Арина ушла с удовольствием. И с удовольствием забыла бы про смешную свою «любовь». Только через пару недель она почувствовала себя плохо. Сначала испугалась: забеременела. С первого и единственного неудачного раза. Однако ни тошноты, ни головокружения, ни ощущения, что внутри новая жизнь. Она долго боялась идти к врачу. А когда решилась, приговор ошарашил. Интеллигентный очкарик заразил ее гонореей.
Арина рыдала, доктора утешали: «Радуйся, что не СПИД».
Лечить дурную болезнь оказалось долго и неприятно. Но главный побочный эффект: девушка окончательно уверилась в том, что мужчины — абсолютное зло. Смотрела теперь на сильный пол — словно злющая кошка на собаку. Какие там романы — в ответ на маленький комплиментик сразу щетинилась. Хотя коллектив у них далеко не монастырь.
Арина, по настоянию мамы, закончила сначала музыкальную школу, затем училище и теперь работала в оркестре. Второразрядном — в основном по домам культуры выступали — но все равно богема! Вольные нравы. Трубачи, барабанщики, короли контрабаса юным скрипачкам прохода не дают. Постоянно вокруг шебуршение, романы, измены и свадьбы.

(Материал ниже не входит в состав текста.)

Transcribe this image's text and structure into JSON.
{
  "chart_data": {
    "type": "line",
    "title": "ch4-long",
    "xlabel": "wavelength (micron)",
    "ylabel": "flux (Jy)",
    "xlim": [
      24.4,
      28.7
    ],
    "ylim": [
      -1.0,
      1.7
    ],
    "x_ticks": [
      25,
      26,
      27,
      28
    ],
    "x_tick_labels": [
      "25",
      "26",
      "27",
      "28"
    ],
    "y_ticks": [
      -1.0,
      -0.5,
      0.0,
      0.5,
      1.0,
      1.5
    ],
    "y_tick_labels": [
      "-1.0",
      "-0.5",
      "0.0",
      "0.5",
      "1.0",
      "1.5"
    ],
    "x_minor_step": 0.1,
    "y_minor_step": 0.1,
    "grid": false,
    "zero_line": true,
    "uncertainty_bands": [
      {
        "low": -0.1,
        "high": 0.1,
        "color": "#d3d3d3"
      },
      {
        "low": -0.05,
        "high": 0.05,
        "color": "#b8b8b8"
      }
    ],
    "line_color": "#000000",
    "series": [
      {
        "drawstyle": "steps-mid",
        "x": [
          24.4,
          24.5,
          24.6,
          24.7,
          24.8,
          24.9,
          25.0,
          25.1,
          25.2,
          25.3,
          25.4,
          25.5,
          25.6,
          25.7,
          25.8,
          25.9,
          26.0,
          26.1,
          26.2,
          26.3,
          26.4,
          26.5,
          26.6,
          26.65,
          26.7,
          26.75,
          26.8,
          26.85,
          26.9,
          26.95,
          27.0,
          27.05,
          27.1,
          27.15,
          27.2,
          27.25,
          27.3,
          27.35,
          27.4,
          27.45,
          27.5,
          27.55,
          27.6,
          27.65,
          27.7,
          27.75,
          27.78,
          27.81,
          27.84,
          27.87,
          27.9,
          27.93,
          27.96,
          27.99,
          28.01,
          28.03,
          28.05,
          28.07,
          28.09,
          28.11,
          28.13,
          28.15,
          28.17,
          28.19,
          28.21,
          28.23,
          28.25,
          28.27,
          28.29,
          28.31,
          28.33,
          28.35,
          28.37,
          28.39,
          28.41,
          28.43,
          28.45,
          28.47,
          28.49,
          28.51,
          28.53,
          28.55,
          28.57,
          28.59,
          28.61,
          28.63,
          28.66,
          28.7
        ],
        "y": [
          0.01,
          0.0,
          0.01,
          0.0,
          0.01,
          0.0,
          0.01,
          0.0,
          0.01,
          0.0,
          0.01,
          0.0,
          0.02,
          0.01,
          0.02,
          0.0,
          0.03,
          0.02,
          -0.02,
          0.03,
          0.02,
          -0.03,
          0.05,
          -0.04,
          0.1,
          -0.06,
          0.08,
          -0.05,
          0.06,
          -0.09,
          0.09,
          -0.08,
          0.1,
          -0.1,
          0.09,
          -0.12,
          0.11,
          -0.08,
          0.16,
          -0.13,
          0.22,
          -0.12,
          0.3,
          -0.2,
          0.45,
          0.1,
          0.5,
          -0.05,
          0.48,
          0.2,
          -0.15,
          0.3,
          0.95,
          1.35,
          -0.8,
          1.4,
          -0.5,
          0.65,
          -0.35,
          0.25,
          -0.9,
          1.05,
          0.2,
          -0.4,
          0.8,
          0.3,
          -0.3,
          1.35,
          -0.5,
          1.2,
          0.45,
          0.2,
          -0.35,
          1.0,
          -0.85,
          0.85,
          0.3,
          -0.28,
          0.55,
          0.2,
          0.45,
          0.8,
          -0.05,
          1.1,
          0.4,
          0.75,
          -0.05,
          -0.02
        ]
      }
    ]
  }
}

Одна Арина, после того как резко отшила одного, другого, третьего, была свободна от посяганий. И даже дирижер (у него все цыпочки и козочки) остерегался оглаживать вечно хмурую третью скрипку по тощей попе.

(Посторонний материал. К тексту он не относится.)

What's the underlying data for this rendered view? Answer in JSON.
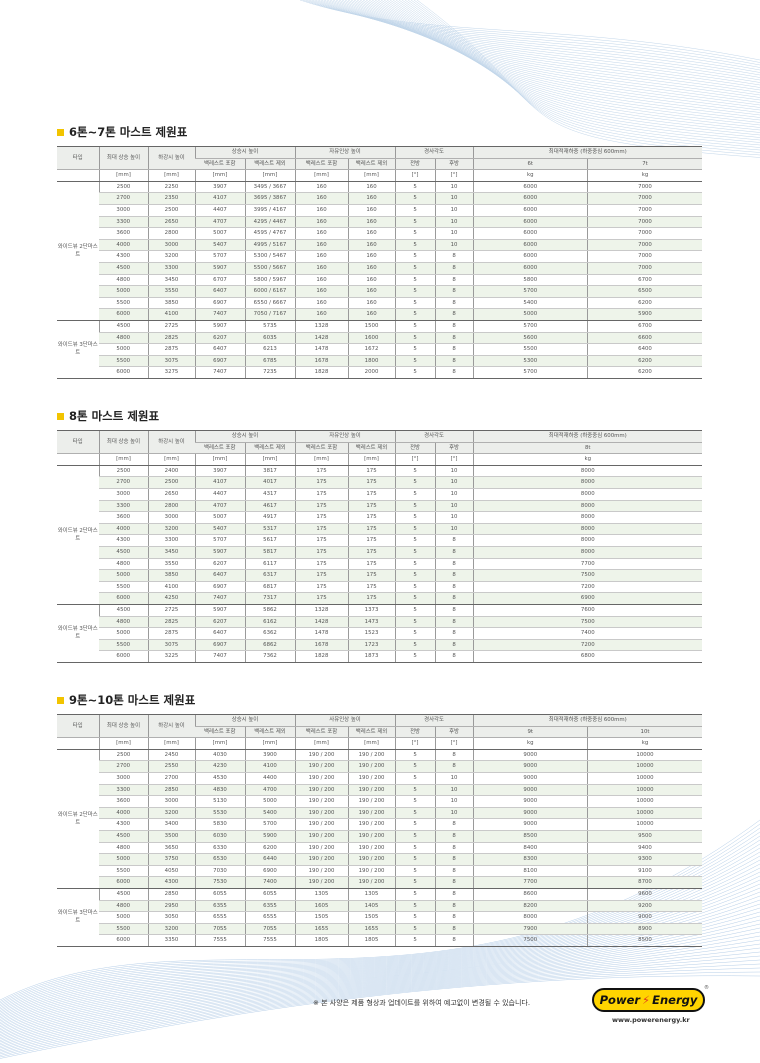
{
  "header_labels": {
    "type": "타입",
    "max_lift": "최대 상승 높이",
    "lowered": "하강시 높이",
    "raised": "상승시 높이",
    "free_lift": "자유인상 높이",
    "tilt": "경사각도",
    "load": "최대적재하중 (하중중심 600mm)",
    "with_backrest": "백레스트 포함",
    "without_backrest": "백레스트 제외",
    "front": "전방",
    "rear": "후방",
    "unit_mm": "[mm]",
    "unit_deg": "[°]",
    "unit_kg": "kg"
  },
  "tables": [
    {
      "title": "6톤~7톤 마스트 제원표",
      "free_lift_label": "자유인상 높이",
      "load_columns": [
        "6t",
        "7t"
      ],
      "groups": [
        {
          "type": "와이드뷰 2단마스트",
          "rows": [
            [
              "2500",
              "2250",
              "3907",
              "3495 / 3667",
              "160",
              "160",
              "5",
              "10",
              "6000",
              "7000"
            ],
            [
              "2700",
              "2350",
              "4107",
              "3695 / 3867",
              "160",
              "160",
              "5",
              "10",
              "6000",
              "7000"
            ],
            [
              "3000",
              "2500",
              "4407",
              "3995 / 4167",
              "160",
              "160",
              "5",
              "10",
              "6000",
              "7000"
            ],
            [
              "3300",
              "2650",
              "4707",
              "4295 / 4467",
              "160",
              "160",
              "5",
              "10",
              "6000",
              "7000"
            ],
            [
              "3600",
              "2800",
              "5007",
              "4595 / 4767",
              "160",
              "160",
              "5",
              "10",
              "6000",
              "7000"
            ],
            [
              "4000",
              "3000",
              "5407",
              "4995 / 5167",
              "160",
              "160",
              "5",
              "10",
              "6000",
              "7000"
            ],
            [
              "4300",
              "3200",
              "5707",
              "5300 / 5467",
              "160",
              "160",
              "5",
              "8",
              "6000",
              "7000"
            ],
            [
              "4500",
              "3300",
              "5907",
              "5500 / 5667",
              "160",
              "160",
              "5",
              "8",
              "6000",
              "7000"
            ],
            [
              "4800",
              "3450",
              "6707",
              "5800 / 5967",
              "160",
              "160",
              "5",
              "8",
              "5800",
              "6700"
            ],
            [
              "5000",
              "3550",
              "6407",
              "6000 / 6167",
              "160",
              "160",
              "5",
              "8",
              "5700",
              "6500"
            ],
            [
              "5500",
              "3850",
              "6907",
              "6550 / 6667",
              "160",
              "160",
              "5",
              "8",
              "5400",
              "6200"
            ],
            [
              "6000",
              "4100",
              "7407",
              "7050 / 7167",
              "160",
              "160",
              "5",
              "8",
              "5000",
              "5900"
            ]
          ]
        },
        {
          "type": "와이드뷰 3단마스트",
          "rows": [
            [
              "4500",
              "2725",
              "5907",
              "5735",
              "1328",
              "1500",
              "5",
              "8",
              "5700",
              "6700"
            ],
            [
              "4800",
              "2825",
              "6207",
              "6035",
              "1428",
              "1600",
              "5",
              "8",
              "5600",
              "6600"
            ],
            [
              "5000",
              "2875",
              "6407",
              "6213",
              "1478",
              "1672",
              "5",
              "8",
              "5500",
              "6400"
            ],
            [
              "5500",
              "3075",
              "6907",
              "6785",
              "1678",
              "1800",
              "5",
              "8",
              "5300",
              "6200"
            ],
            [
              "6000",
              "3275",
              "7407",
              "7235",
              "1828",
              "2000",
              "5",
              "8",
              "5700",
              "6200"
            ]
          ]
        }
      ]
    },
    {
      "title": "8톤 마스트 제원표",
      "free_lift_label": "자유인상 높이",
      "load_columns": [
        "8t"
      ],
      "groups": [
        {
          "type": "와이드뷰 2단마스트",
          "rows": [
            [
              "2500",
              "2400",
              "3907",
              "3817",
              "175",
              "175",
              "5",
              "10",
              "8000"
            ],
            [
              "2700",
              "2500",
              "4107",
              "4017",
              "175",
              "175",
              "5",
              "10",
              "8000"
            ],
            [
              "3000",
              "2650",
              "4407",
              "4317",
              "175",
              "175",
              "5",
              "10",
              "8000"
            ],
            [
              "3300",
              "2800",
              "4707",
              "4617",
              "175",
              "175",
              "5",
              "10",
              "8000"
            ],
            [
              "3600",
              "3000",
              "5007",
              "4917",
              "175",
              "175",
              "5",
              "10",
              "8000"
            ],
            [
              "4000",
              "3200",
              "5407",
              "5317",
              "175",
              "175",
              "5",
              "10",
              "8000"
            ],
            [
              "4300",
              "3300",
              "5707",
              "5617",
              "175",
              "175",
              "5",
              "8",
              "8000"
            ],
            [
              "4500",
              "3450",
              "5907",
              "5817",
              "175",
              "175",
              "5",
              "8",
              "8000"
            ],
            [
              "4800",
              "3550",
              "6207",
              "6117",
              "175",
              "175",
              "5",
              "8",
              "7700"
            ],
            [
              "5000",
              "3850",
              "6407",
              "6317",
              "175",
              "175",
              "5",
              "8",
              "7500"
            ],
            [
              "5500",
              "4100",
              "6907",
              "6817",
              "175",
              "175",
              "5",
              "8",
              "7200"
            ],
            [
              "6000",
              "4250",
              "7407",
              "7317",
              "175",
              "175",
              "5",
              "8",
              "6900"
            ]
          ]
        },
        {
          "type": "와이드뷰 3단마스트",
          "rows": [
            [
              "4500",
              "2725",
              "5907",
              "5862",
              "1328",
              "1373",
              "5",
              "8",
              "7600"
            ],
            [
              "4800",
              "2825",
              "6207",
              "6162",
              "1428",
              "1473",
              "5",
              "8",
              "7500"
            ],
            [
              "5000",
              "2875",
              "6407",
              "6362",
              "1478",
              "1523",
              "5",
              "8",
              "7400"
            ],
            [
              "5500",
              "3075",
              "6907",
              "6862",
              "1678",
              "1723",
              "5",
              "8",
              "7200"
            ],
            [
              "6000",
              "3225",
              "7407",
              "7362",
              "1828",
              "1873",
              "5",
              "8",
              "6800"
            ]
          ]
        }
      ]
    },
    {
      "title": "9톤~10톤 마스트 제원표",
      "free_lift_label": "사유인상 높이",
      "load_columns": [
        "9t",
        "10t"
      ],
      "groups": [
        {
          "type": "와이드뷰 2단마스트",
          "rows": [
            [
              "2500",
              "2450",
              "4030",
              "3900",
              "190 / 200",
              "190 / 200",
              "5",
              "8",
              "9000",
              "10000"
            ],
            [
              "2700",
              "2550",
              "4230",
              "4100",
              "190 / 200",
              "190 / 200",
              "5",
              "8",
              "9000",
              "10000"
            ],
            [
              "3000",
              "2700",
              "4530",
              "4400",
              "190 / 200",
              "190 / 200",
              "5",
              "10",
              "9000",
              "10000"
            ],
            [
              "3300",
              "2850",
              "4830",
              "4700",
              "190 / 200",
              "190 / 200",
              "5",
              "10",
              "9000",
              "10000"
            ],
            [
              "3600",
              "3000",
              "5130",
              "5000",
              "190 / 200",
              "190 / 200",
              "5",
              "10",
              "9000",
              "10000"
            ],
            [
              "4000",
              "3200",
              "5530",
              "5400",
              "190 / 200",
              "190 / 200",
              "5",
              "10",
              "9000",
              "10000"
            ],
            [
              "4300",
              "3400",
              "5830",
              "5700",
              "190 / 200",
              "190 / 200",
              "5",
              "8",
              "9000",
              "10000"
            ],
            [
              "4500",
              "3500",
              "6030",
              "5900",
              "190 / 200",
              "190 / 200",
              "5",
              "8",
              "8500",
              "9500"
            ],
            [
              "4800",
              "3650",
              "6330",
              "6200",
              "190 / 200",
              "190 / 200",
              "5",
              "8",
              "8400",
              "9400"
            ],
            [
              "5000",
              "3750",
              "6530",
              "6440",
              "190 / 200",
              "190 / 200",
              "5",
              "8",
              "8300",
              "9300"
            ],
            [
              "5500",
              "4050",
              "7030",
              "6900",
              "190 / 200",
              "190 / 200",
              "5",
              "8",
              "8100",
              "9100"
            ],
            [
              "6000",
              "4300",
              "7530",
              "7400",
              "190 / 200",
              "190 / 200",
              "5",
              "8",
              "7700",
              "8700"
            ]
          ]
        },
        {
          "type": "와이드뷰 3단마스트",
          "rows": [
            [
              "4500",
              "2850",
              "6055",
              "6055",
              "1305",
              "1305",
              "5",
              "8",
              "8600",
              "9600"
            ],
            [
              "4800",
              "2950",
              "6355",
              "6355",
              "1605",
              "1405",
              "5",
              "8",
              "8200",
              "9200"
            ],
            [
              "5000",
              "3050",
              "6555",
              "6555",
              "1505",
              "1505",
              "5",
              "8",
              "8000",
              "9000"
            ],
            [
              "5500",
              "3200",
              "7055",
              "7055",
              "1655",
              "1655",
              "5",
              "8",
              "7900",
              "8900"
            ],
            [
              "6000",
              "3350",
              "7555",
              "7555",
              "1805",
              "1805",
              "5",
              "8",
              "7500",
              "8500"
            ]
          ]
        }
      ]
    }
  ],
  "footer": {
    "note": "※ 본 사양은 제품 형상과 업데이트를 위하여 예고없이 변경될 수 있습니다.",
    "logo_text_left": "Power",
    "logo_text_right": "Energy",
    "url": "www.powerenergy.kr"
  },
  "colors": {
    "accent_square": "#f2c400",
    "row_alt": "#eef4ea",
    "header_bg": "#eceeeb",
    "logo_bg": "#ffd400",
    "logo_bolt": "#e03a1e"
  }
}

Мама замуж не торопила. Но в последние пару лет забеспокоилась. Минимум раз в неделю (впрочем, довольно вяло) говорила: что нужно решать вопрос с личной жизнью, ребенка заводить.
Дочь хмуро бурчала в ответ:
— Не хочу.
Однажды, впрочем, попыталась найти себе пару через сайт знакомств. Но там врали — куда похлеще очкарика с его гонореей. Арина честно выложила свое реальное фото и поначалу удивлялась: почему на нее, самую обычную, сплошь писаные красавцы клюют? Пару раз соглашалась пойти на свидание, стояла у памятника Пушкину, с надеждой вглядывалась в мимо идущих. Но к ней подкатывали — вместо брутальных самцов! — кривоногие, потертые дядьки. Да и те редко брали на себя труд хоть цветочек подарить или комплимент сказать. Сразу к себе тянули или въедливо выспрашивали: «А ты москвичка? Своя квартира есть?»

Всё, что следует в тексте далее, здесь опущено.